Em uma entrevista a uma rádio da Cidade, nesta sexta-feira (27), a prefeita de Maués, Macelly Veras afirmou que a Horta Comunitária “tem um dono […]. Existiu um processo no final da gestão municipal passada (2024) que tentaram empurrar goela a baixo a questão dos terrenos da Horta e tentaram de Trambicagem que não deu certo. Que o dono das terras não aceitou a desapropriação”. E que está acionando a Procuradoria do Município para rever a situação de indenizar o proprietário da área, que é sobrinho de um secretário de seu Governo.
Segundo Liminar de 15 de abril de 2024, expedida pelo Juiz da 2ª Vara Cível da Comarca do Município, Paulo Benevides dos Santos, informa que todo o processo de desapropriação das Terra ou terrenos da Horta Comunitária seguiu todas as Formalidades e estão regular.
“Todo o Processo de Desapropriação da área da Horta Comunitária seguiu todas as Formalidades. “[…] os autos de ação de desapropriação com pedido de imissão provisória na posse.
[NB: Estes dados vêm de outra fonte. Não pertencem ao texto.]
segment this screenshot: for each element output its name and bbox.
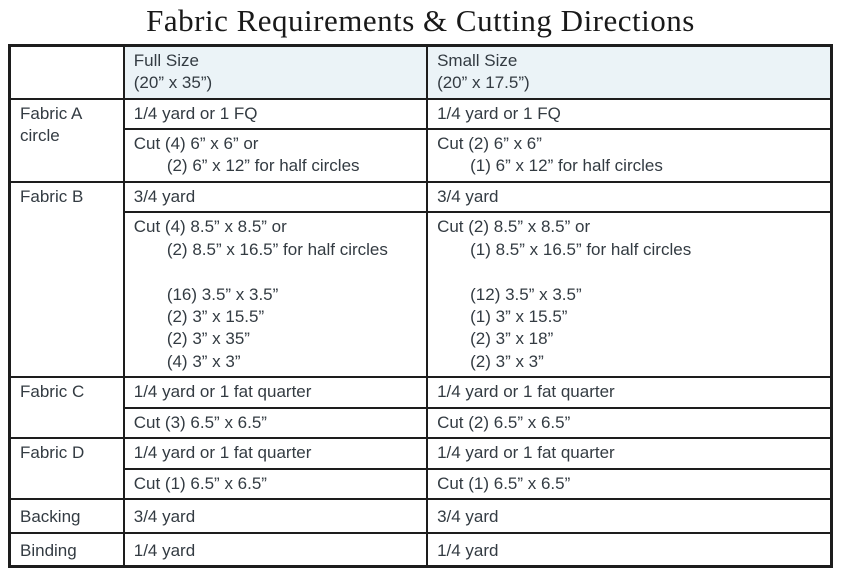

Examinando os documentos acostados na inicial e em petição de emenda, vejo que houve processo administrativo regular para avaliação do imóvel levantamento socioeconômico da situação de moradias das famílias”, informa a decisão do magistrado.
De acordo com a liminar do Juiz Paulo Benevides – “O laudo de avaliação que consta do item 1.4 – apontou o valor do imóvel como
sendo R$ 200.000,00 (duzentos mil reais). A partir deste ponto, vê-se que a parte requerida (o dono da referida área) não concordou com o valor, restando à parte requerente (a Prefeitura do Município) aforar a ação de desapropriação
Pois bem, considero que há regularidade em todo o processo”.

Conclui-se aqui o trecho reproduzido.